DeMar DeRozan over Kyle Lowry

There is no right or wrong pick here, it really depends on which player you think is more valuable to the Raptors. DeRozan gets the nod because at an All-Star game, I’d rather see high-flying, flashy dunks than uncontested three-pointers.

Paul Millsap

Yes, the Hawks are a three seed mainly because the East sucks, and this selection is more by default than anything else; but that being said, Millsap’s ability to remain productive in Al Horford’s absence shouldn’t go unnoticed. With his frontcourt partner out for the season, Millsap has embraced the added pressure and has solidified himself as one of the most versatile bigs in the league.

Lance Stephenson

If Lance played for a different East team (except Miami) and still managed to register the same numbers he is putting up this season, he’d be a lock on my East squad; but instead, he’s my headline snub. The attention and respect that Paul George and Roy Hibbert demand  are too big of obstructions to neglect. I don’t mean to belittle his play, which has been fantastic up to this point; but would he be as effective in a team like Boston?

Andre Drummond

The 20-year old centre deserves to be mentioned in the All-Star conversation, but his argument to be included isn’t as strong when you disregard individual stats.
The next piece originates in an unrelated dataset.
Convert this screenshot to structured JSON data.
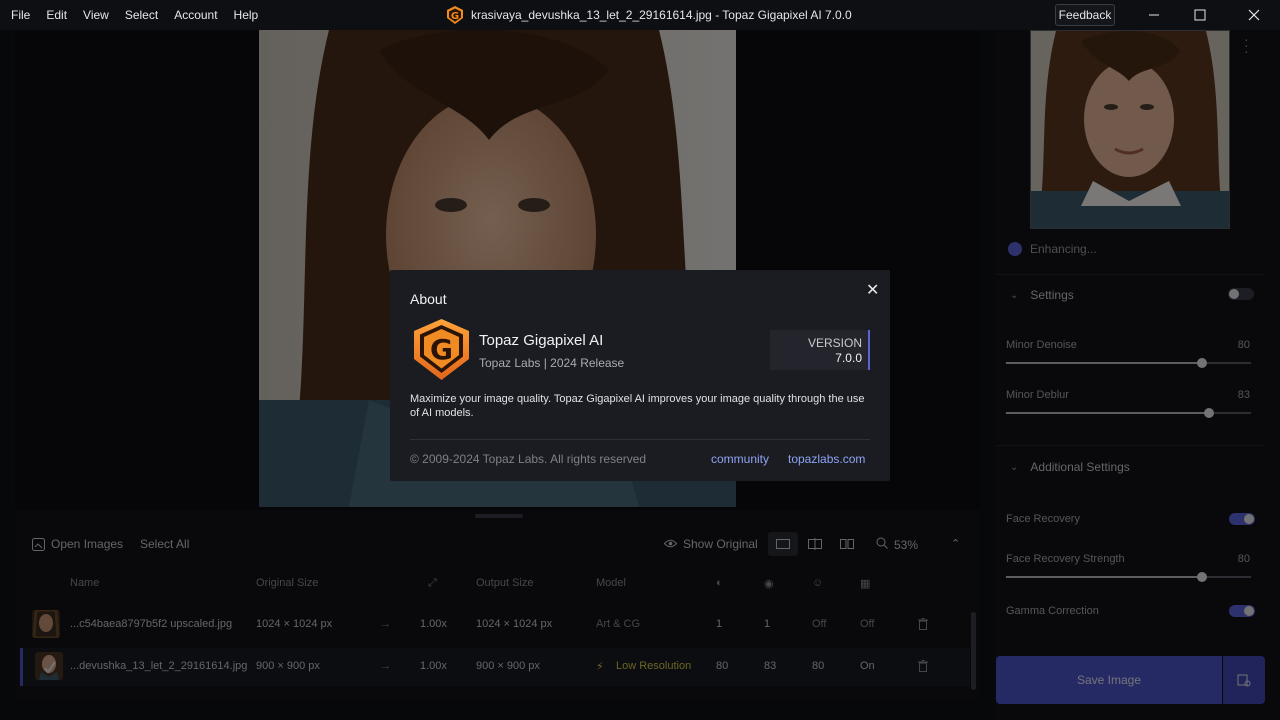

Despite being a statistical genius (12.6PPG, 12.6REG, 1.8BPG, 21.41.PER), the Pistons allow 102.4 points per 100 possessions when he is off the floor as opposed to the 109.3 they allow when he is playing (Basketball Reference).

Drummond is a work of art still in progress, let’s not be too hasty with his progression.
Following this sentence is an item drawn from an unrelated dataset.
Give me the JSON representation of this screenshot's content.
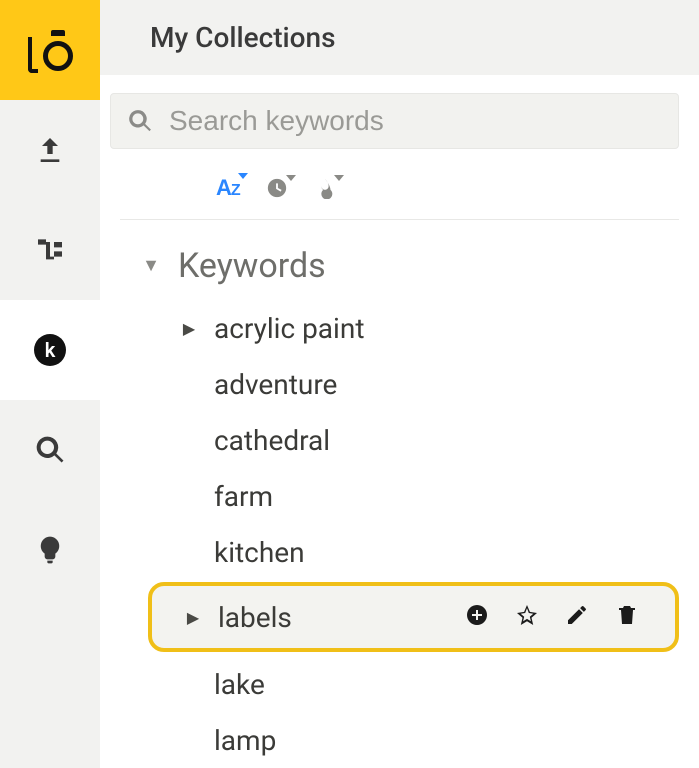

PG: Chris Paul (?)/Steph Curry

SG: James Harden

SF: Kevin Durant

PF: LaMarcus Aldridge

C: Dwight Howard


Backcourt: Damian Lillard, Tony Parker.

Frontcourt: Kevin Love, Blake Griffin, DeMarcus Cousins.

Wild Cards: Anthony Davis, Dirk Nowitzki.
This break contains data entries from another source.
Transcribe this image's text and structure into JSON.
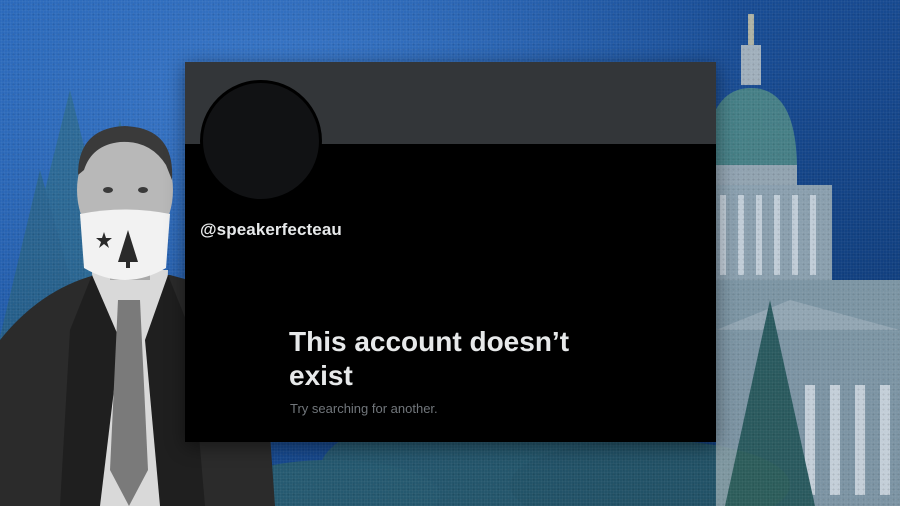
{
  "profile": {
    "handle": "@speakerfecteau",
    "message_title": "This account doesn’t exist",
    "message_subtitle": "Try searching for another."
  },
  "colors": {
    "background_blue": "#1b4f9a",
    "card_background": "#000000",
    "banner_gray": "#333639",
    "primary_text": "#e7e9ea",
    "secondary_text": "#71767b"
  },
  "icons": {
    "mask_emblem": "pine-tree-star-icon",
    "lapel_pin": "state-seal-pin-icon"
  }
}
Kobe Bryant, David Lee, Klay Thompson, Goran Dragic, Eric Bledsoe, Mike Conley, Serge Ibaka, Tim Duncan, Chandler Parsons, Wesley Matthews, Nicolas Batum, Monta Ellis.

DeMarcus Cousins

Sacramento isn’t winning, so excluding Boogie out of a stacked-West squad wouldn’t be a crime; nevertheless, more and more people are accepting the fact that he has grown to become arguably the best offensive big man in the NBA. Cousins has a unique skill-set of being able to score both facing and with his back to the basket, knocking down mid-range jumpers, making the right pass at the right time, and using his ball-handling abilities when needed. Brook Lopez and the Gasol brothers are the only other centers (Pau Gasol is a center) that come close to Cousins in that regard, but even then, they don’t look as comfortable as Cousins.

His statistical outburst of 22.6PPG, 11.6RPG, and 26.51PER (6th in the league) is too tantalizing to resist. Why so many people are not yet sold on him is a dilemma I’ll never unfold; but I understand, until he develops any substantial leaderships skills, he’ll remain in the All-Star doghouse.

Aldridge over Love

As a Blazers fan, I’m trying to be as unbiased as possible, but choosing bewteen Aldridge and Love is like choosing between two siblings. While it is 50/50, I’m giving Aldridge the slight edge simply because of Portland’s winning record. Again, there isn’t a right/wrong answer here.

Anthony Davis

Do I really need to build a case here? Fifth in PER (lowest usage rate among top ten in PER), first in blocks (3BPG), top-20 in win shares. If he keeps this up, Anthony Davis will be the first second-year player since Shaq in the 1993-1994 season to record a PER at least 26 (Basketball-Reference).

Dirk Nowitzki

Father time is slowly creeping up on Dirk, who looks a step slower, works a little harder to get his points, and is seeing his minutes gradually diminish; but despite the old man symptoms, a drop in effectiveness is missing. Assuming he maintains this level of play, Dirk will be one one of three players in league history to register a PER of at least 23 and average 21 points or more in the same season (Basketball-Reference).

Chris Paul (?)

CP3 is scheduled to be back in early February, so if everything goes to plan he’ll be available for All-Star weekend. If not, I’ve chosen Steph Curry to be his substitute at the starting PG spot.